Why are people on Less Wrong still talking about 'their' 'values' using deviations from a model that assumes they have a 'utility function'? It's not enough to explicitly believe and disclaim that this is obviously an incorrect model, at some point you have to actually stop using the model and adopt something else. People are godshatter, they are incoherent, they are inconsistent, they are an abstraction, they are confused about morality, their revealed preferences aren't their preferences, their revealed preferences aren't even their revealed preferences, their verbally expressed preferences aren't even preferences, the beliefs of parts of them about the preferences of other parts of them aren't their preferences, the beliefs of parts of them aren't even beliefs, preferences aren't morality, predisposition isn't justification, et cetera...

Can we please avoid using the concept of a human "utility function" even as an abstraction, unless it obviously makes sense to do so? If you're specific enough and careful enough it can work out okay (e.g. see JenniferRM's comment) but generally it is just a bad idea. Am I wrong to think this is both obviously and non-obviously misleading in a multitude of ways?

Comment author: steven0461 14 June 2011 10:43:46PM 4 points [-]

As I see it, humans have revealed behavioral tendencies and reflected preferences. I share your reservations about "revealed preferences", which if they differ from both would have to mean something in between. Maybe revealed preferences would be what's left after reflection to fix means-ends mistakes but not other reflection, if that makes sense. But when is that concept useful? If you're going to reflect on means-ends, why not reflect all the way?

Also note that the preferences someone reveals through programming them into a transhuman AI may be vastly different from the preferences someone reveals through other sorts of behavior. My impression is that many people who talk about "revealed preferences" probably wouldn't count the former as authentic revealed preferences, so they're privileging behavior that isn't too verbally mediated, or something. I wonder if this attributing revealed preference to a person rather than a person-situation pair should set off fundamental attribution error alarms.

If we have nothing to go by except behavior, it seems like it's underdetermined whether we should say it's preferences or beliefs (aliefs) or akrasia that's being revealed, given that these factors determine behavior jointly and that we're defining them by their effects. With reflected preferences it seems like you can at least ask the person which one of these factors they identify as having caused their behavior.

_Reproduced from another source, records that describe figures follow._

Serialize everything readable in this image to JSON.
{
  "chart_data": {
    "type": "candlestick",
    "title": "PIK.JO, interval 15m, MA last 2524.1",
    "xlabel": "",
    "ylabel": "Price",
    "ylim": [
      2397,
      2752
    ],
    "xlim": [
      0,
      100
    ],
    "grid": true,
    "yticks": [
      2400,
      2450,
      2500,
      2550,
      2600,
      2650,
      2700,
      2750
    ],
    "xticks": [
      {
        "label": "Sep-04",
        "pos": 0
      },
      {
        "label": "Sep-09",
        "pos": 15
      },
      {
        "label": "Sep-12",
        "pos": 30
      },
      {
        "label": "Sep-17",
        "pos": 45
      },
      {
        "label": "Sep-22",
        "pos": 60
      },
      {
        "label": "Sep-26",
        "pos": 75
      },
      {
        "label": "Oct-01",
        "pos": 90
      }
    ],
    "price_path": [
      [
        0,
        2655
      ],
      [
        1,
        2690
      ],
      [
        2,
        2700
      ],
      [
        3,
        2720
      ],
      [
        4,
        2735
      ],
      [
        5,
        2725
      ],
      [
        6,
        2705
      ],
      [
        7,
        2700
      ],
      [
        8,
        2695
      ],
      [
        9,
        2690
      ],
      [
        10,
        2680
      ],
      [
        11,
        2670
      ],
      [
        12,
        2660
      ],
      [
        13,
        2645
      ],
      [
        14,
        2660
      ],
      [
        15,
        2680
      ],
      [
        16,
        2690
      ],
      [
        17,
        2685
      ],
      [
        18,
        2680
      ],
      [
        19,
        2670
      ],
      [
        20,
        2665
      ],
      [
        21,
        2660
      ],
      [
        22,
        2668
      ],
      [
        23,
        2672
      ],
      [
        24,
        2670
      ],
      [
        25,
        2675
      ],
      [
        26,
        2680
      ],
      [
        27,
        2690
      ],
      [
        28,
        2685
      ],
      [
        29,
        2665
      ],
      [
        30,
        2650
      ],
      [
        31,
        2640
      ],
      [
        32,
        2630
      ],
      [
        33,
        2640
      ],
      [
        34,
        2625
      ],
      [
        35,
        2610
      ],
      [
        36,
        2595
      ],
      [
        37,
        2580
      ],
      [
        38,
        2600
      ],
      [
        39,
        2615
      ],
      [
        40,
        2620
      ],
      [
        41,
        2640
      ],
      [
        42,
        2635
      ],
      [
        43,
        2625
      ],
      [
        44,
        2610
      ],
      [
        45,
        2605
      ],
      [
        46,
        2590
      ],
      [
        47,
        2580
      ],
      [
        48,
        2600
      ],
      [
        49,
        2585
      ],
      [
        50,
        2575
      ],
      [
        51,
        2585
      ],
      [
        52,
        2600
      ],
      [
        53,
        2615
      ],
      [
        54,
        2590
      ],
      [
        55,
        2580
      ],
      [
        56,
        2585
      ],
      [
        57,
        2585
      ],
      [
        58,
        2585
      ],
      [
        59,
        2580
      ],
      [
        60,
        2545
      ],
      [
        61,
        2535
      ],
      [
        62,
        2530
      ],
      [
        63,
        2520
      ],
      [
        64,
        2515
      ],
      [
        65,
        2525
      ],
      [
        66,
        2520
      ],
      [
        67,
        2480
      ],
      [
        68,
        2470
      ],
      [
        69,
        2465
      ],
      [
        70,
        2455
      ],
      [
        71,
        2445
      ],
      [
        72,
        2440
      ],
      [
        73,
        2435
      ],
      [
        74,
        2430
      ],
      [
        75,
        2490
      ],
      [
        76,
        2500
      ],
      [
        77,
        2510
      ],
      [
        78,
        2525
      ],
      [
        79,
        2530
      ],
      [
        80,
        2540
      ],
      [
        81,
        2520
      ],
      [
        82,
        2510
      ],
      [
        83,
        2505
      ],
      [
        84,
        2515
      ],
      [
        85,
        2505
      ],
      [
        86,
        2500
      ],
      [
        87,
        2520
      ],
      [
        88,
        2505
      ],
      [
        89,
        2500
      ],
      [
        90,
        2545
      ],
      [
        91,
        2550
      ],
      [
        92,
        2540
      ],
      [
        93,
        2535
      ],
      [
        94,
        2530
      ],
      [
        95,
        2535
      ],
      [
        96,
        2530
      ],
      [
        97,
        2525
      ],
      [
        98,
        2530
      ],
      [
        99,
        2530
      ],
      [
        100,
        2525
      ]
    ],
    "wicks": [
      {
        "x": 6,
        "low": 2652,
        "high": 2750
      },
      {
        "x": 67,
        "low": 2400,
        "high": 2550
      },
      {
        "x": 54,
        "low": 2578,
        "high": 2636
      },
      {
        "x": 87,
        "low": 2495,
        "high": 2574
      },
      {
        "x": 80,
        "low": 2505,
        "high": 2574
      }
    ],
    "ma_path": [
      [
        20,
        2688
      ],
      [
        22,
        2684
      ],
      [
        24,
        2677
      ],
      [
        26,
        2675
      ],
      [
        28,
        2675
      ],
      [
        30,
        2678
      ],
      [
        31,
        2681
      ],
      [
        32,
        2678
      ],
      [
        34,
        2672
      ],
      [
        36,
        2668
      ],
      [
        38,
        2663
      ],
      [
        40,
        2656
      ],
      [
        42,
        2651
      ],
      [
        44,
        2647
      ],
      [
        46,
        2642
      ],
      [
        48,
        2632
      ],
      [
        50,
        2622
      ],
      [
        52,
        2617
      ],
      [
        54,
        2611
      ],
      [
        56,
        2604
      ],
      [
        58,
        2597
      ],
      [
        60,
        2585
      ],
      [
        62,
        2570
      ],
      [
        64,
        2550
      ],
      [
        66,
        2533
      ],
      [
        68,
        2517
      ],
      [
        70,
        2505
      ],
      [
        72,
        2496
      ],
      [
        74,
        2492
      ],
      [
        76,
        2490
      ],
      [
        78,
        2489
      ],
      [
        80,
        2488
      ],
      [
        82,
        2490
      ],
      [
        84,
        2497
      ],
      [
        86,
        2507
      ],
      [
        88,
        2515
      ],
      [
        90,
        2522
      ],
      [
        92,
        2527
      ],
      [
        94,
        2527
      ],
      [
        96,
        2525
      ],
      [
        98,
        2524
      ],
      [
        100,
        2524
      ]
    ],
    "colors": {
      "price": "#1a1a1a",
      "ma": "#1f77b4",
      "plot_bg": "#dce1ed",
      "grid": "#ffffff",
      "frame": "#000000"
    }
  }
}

Comment author: Will_Newsome 14 June 2011 11:26:55PM -1 points [-]

I wonder if this attributing revealed preference to a person rather than a person-situation pair should set off fundamental attribution error alarms.

Good plausible hypothesis to cache for future priming, but I'm not sure I fully understand it:

preferences someone reveals through programming them into a transhuman AI

More specifically, what process are you envisioning here (or think others might be envisioning)?